Isso encerra a apresentação preliminar de Lisp e também de Majestic Lisp. A linguagem possui muitas outras características, é claro. Uma lista não-exaustiva (e sem muitas explicações!) inclui:

  • Funções do usuário com aplicação parcial;
  • Condicionais;
  • Escopo léxico em funções;
  • Objetos de macros;
  • Definição de macros;
  • Desestruturação ad-hoc dos parâmetros de funções e de macros;
  • Quasiquoting, ou seja, escrita de listas com substituições de elementos ad-hoc;
  • Macros do leitor de expressões durante o parsing

Muitas dessas características já aparecem em outros dialetos de Lisp (talvez com exceção da primeira), mas Majestic Lisp não tem a pretensão de substituí-los ou de ser um novo padrão de indústria. Como disse anteriormente, o objetivo é primariamente didático, seja para mim, seja para quem for usar ou saber como foi implementado.
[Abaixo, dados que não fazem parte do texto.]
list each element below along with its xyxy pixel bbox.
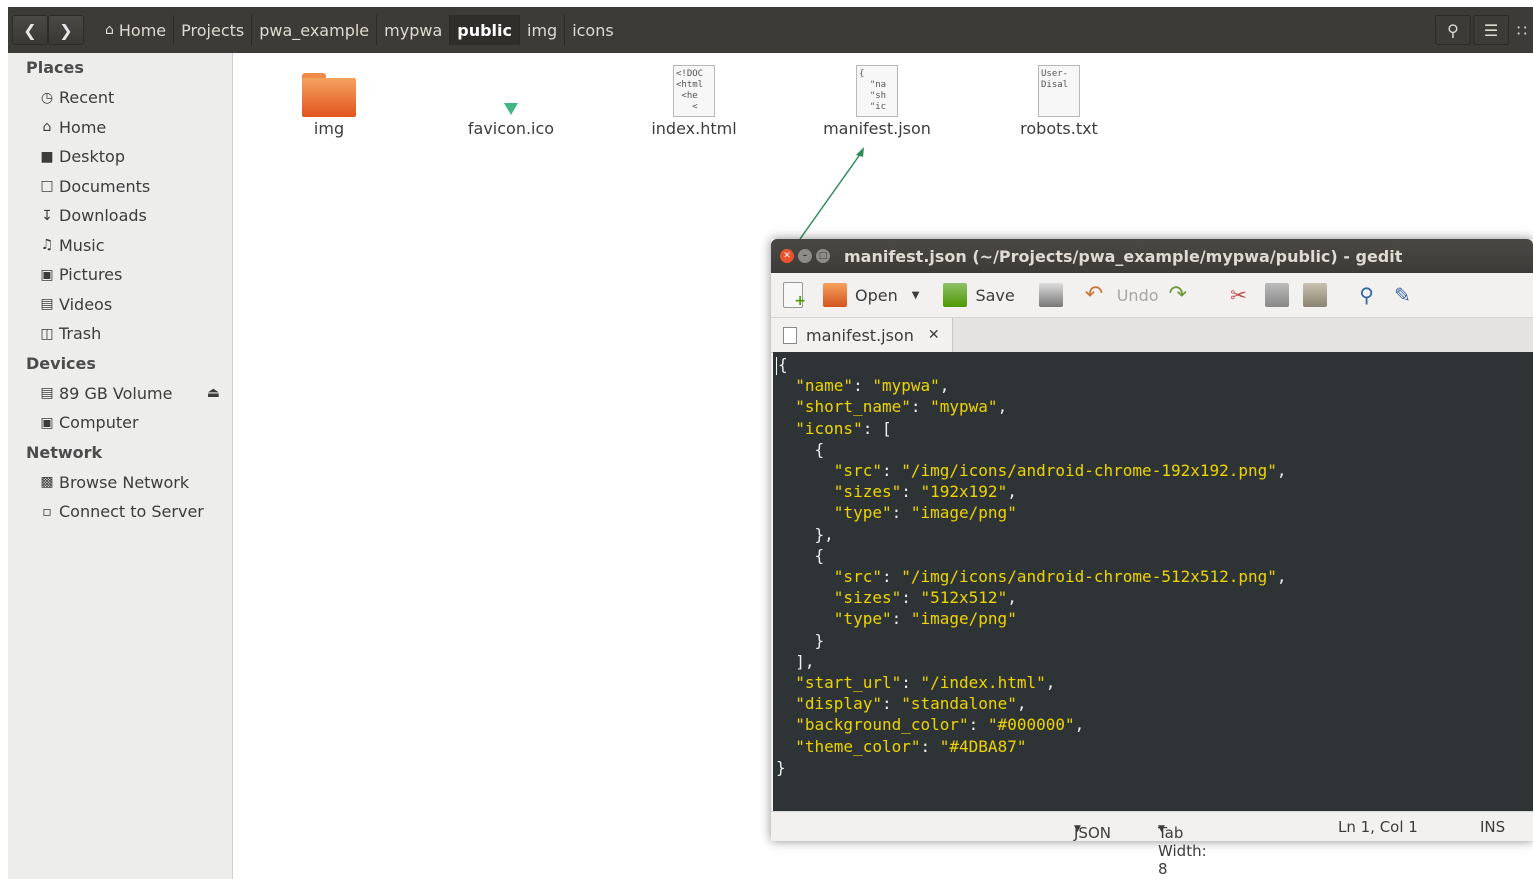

Atualmente estou trabalhando no penúltimo elemento dessa lista, enquanto o último depende indiretamente da estabilização dos streams, anteriormente citados.

Até então, a linguagem está rumando para algo que um programador Lisp experiente não vê como surpresa, e isso é bom, porque a linguagem não deve surpreender sintaticamente.

Voltarei a escrever sobre Majestic Lisp para falar sobre novidades na linguagem, no futuro.